One option that exists currently is to magnify the adaptive immune response while at the same time overcoming the immunosuppression, by treating metastatic melanoma patients with a high dose of interleukin-2. There are several caveats to this approach: Only about 15 percent of patients respond to this type of therapy, and the interleukin-2 is toxic, producing harsh side effects. Bittner, Zenhausern, and Pockaj have proposed genetic profiling as a means of identifying patients who will be most responsive to this therapy, limiting unnecessary usage of the drug.
The proposal outlines Pockaj’s role in administering interleukin-2 and collecting tissue samples in a clinical trial. The mRNA, which can be thought of as gene copies, will be removed from this tissue and then bound to a gene array chip using a process and automation developed by Zenhausern at ASU.

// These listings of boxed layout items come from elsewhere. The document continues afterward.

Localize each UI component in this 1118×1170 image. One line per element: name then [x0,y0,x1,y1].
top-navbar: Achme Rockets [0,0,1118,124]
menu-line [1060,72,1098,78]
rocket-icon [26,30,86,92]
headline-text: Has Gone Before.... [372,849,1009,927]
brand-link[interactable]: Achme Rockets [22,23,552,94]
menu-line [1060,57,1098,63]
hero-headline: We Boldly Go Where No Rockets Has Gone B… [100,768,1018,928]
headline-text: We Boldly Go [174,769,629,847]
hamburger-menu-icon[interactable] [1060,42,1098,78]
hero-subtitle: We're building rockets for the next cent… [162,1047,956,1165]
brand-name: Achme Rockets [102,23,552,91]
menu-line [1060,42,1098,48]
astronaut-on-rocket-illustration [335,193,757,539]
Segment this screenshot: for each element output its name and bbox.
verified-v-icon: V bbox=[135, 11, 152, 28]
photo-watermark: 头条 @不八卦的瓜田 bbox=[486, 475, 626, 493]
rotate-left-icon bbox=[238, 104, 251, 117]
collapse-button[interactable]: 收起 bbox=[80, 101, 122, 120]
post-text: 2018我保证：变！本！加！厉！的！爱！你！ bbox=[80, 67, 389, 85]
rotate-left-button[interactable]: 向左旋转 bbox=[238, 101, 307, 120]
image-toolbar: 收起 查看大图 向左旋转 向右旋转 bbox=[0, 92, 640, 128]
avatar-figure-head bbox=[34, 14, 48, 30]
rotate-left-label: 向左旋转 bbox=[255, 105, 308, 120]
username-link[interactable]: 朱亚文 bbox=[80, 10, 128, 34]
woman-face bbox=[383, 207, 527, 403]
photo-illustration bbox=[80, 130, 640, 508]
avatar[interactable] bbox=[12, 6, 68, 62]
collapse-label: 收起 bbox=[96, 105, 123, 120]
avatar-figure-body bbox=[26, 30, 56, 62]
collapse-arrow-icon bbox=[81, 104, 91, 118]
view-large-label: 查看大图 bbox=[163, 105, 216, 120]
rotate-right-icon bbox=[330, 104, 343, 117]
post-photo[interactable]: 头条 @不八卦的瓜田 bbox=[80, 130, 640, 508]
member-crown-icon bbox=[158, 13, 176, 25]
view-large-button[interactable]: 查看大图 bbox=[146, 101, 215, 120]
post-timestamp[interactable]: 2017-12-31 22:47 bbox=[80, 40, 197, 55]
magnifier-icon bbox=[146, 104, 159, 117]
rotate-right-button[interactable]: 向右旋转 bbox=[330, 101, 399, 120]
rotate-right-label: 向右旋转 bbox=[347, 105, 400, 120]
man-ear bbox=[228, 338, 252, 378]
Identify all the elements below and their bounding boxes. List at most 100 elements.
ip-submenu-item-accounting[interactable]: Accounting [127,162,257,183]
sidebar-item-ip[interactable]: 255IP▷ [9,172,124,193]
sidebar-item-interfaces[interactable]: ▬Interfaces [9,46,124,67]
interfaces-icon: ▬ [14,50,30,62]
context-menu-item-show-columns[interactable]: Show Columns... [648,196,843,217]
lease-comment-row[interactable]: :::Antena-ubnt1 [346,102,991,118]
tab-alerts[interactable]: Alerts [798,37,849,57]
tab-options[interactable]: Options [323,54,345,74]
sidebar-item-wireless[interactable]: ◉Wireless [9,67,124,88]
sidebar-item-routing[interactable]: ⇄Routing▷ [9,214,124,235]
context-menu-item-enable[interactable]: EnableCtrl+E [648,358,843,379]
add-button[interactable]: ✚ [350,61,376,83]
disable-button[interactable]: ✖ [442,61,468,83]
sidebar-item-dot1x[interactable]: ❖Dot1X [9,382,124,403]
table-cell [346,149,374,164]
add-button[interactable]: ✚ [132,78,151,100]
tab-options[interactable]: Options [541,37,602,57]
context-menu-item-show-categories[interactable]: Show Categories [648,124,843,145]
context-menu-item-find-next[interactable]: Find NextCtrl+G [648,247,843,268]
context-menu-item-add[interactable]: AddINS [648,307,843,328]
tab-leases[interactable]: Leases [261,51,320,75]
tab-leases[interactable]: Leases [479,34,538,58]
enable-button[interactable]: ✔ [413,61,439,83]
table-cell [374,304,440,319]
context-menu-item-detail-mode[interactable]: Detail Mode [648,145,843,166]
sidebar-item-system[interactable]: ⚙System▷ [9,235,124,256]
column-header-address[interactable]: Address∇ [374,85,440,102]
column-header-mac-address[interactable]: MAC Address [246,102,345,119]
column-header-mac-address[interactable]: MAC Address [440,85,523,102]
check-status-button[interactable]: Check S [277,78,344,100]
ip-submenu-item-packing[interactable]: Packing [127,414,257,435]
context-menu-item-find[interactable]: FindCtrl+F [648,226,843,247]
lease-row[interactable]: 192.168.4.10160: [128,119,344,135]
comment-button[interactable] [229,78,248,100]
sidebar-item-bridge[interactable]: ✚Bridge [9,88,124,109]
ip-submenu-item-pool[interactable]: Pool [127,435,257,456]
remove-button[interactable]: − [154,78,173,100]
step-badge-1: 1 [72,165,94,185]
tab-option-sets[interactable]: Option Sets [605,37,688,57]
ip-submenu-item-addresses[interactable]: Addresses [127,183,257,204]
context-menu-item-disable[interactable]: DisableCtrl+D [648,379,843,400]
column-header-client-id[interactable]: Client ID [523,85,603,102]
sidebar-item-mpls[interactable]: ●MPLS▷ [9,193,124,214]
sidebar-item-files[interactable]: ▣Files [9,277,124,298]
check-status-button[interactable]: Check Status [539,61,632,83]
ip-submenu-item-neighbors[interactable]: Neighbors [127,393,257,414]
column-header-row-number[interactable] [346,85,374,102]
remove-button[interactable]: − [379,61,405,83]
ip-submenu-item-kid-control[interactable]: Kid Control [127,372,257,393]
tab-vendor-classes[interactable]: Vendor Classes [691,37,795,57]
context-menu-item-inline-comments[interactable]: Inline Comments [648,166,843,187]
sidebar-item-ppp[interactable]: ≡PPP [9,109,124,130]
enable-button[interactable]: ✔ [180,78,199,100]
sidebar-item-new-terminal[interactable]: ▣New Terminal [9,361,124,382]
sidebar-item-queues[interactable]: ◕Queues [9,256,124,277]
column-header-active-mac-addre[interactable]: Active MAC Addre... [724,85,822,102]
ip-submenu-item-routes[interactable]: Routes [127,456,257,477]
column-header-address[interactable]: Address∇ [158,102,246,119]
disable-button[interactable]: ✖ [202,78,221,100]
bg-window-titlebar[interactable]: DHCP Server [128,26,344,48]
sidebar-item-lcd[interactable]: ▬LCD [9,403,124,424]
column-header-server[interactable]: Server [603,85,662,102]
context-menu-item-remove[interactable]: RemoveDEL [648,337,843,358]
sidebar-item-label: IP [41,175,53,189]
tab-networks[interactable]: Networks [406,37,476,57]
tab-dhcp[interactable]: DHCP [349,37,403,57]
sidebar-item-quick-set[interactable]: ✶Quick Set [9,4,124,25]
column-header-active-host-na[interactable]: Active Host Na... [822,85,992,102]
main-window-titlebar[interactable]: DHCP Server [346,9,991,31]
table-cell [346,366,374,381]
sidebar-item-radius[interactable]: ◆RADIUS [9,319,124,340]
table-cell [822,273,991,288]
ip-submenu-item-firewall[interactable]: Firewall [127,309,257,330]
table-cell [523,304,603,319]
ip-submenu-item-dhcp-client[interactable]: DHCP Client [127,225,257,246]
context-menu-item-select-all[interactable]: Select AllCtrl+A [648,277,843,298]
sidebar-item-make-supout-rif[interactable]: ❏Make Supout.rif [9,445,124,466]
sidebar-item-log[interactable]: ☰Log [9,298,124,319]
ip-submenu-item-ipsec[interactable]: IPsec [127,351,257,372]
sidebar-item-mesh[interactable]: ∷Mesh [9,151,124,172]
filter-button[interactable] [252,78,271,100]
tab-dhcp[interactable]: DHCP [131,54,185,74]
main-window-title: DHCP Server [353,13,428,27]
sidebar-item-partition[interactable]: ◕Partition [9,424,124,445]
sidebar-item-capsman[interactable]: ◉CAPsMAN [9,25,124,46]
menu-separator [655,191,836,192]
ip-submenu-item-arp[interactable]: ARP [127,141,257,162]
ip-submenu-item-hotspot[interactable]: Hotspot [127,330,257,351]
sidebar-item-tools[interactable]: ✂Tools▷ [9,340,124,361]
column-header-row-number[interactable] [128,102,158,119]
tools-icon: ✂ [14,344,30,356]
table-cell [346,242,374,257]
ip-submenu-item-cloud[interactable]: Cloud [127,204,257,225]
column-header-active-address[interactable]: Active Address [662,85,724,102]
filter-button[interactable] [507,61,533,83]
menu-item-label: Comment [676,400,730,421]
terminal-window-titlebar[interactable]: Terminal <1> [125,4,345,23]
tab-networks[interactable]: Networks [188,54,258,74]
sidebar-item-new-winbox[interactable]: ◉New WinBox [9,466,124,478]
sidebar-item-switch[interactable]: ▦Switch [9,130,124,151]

This gene array has thousands of genes fixed onto its surface. The mRNA copy of a gene will bind to the specific gene sequence on the chip that it was made from, generating a color signal. A brighter signal will indicate that more mRNA is bound (more copies) and that there is higher expression of that particular gene in a given tissue sample.
Following analysis by Bittner’s group at TGen, a profile of the amount of each gene expressed in patients that respond to interleukin-2 will be generated and compared to the profile of a patient that fails to respond. The increased/decreased expression of a certain gene or combination of genes between the two types of patient will generate a characteristic signature that physicians can look for in deciding the best treatment option for future patients.
This approach could be applied to an array of chemotherapy drugs as well. Such a proposal will be submitted by TGen and Mayo Clinic for funding on June 1.
Pockaj believes that this “molecular targeting of drugs” is the way of the future, allowing the clinician to “tailor therapy for individual patients.”
The advent of TGen in Arizona, she believes, adds an extra dimension that will bring Mayo Clinic in Scottsdale to world-class status in its ability to recruit top researchers and clinicians.
“I couldn’t have picked a better place to live or to practice medicine than Arizona and Mayo Clinic in Scottsdale.”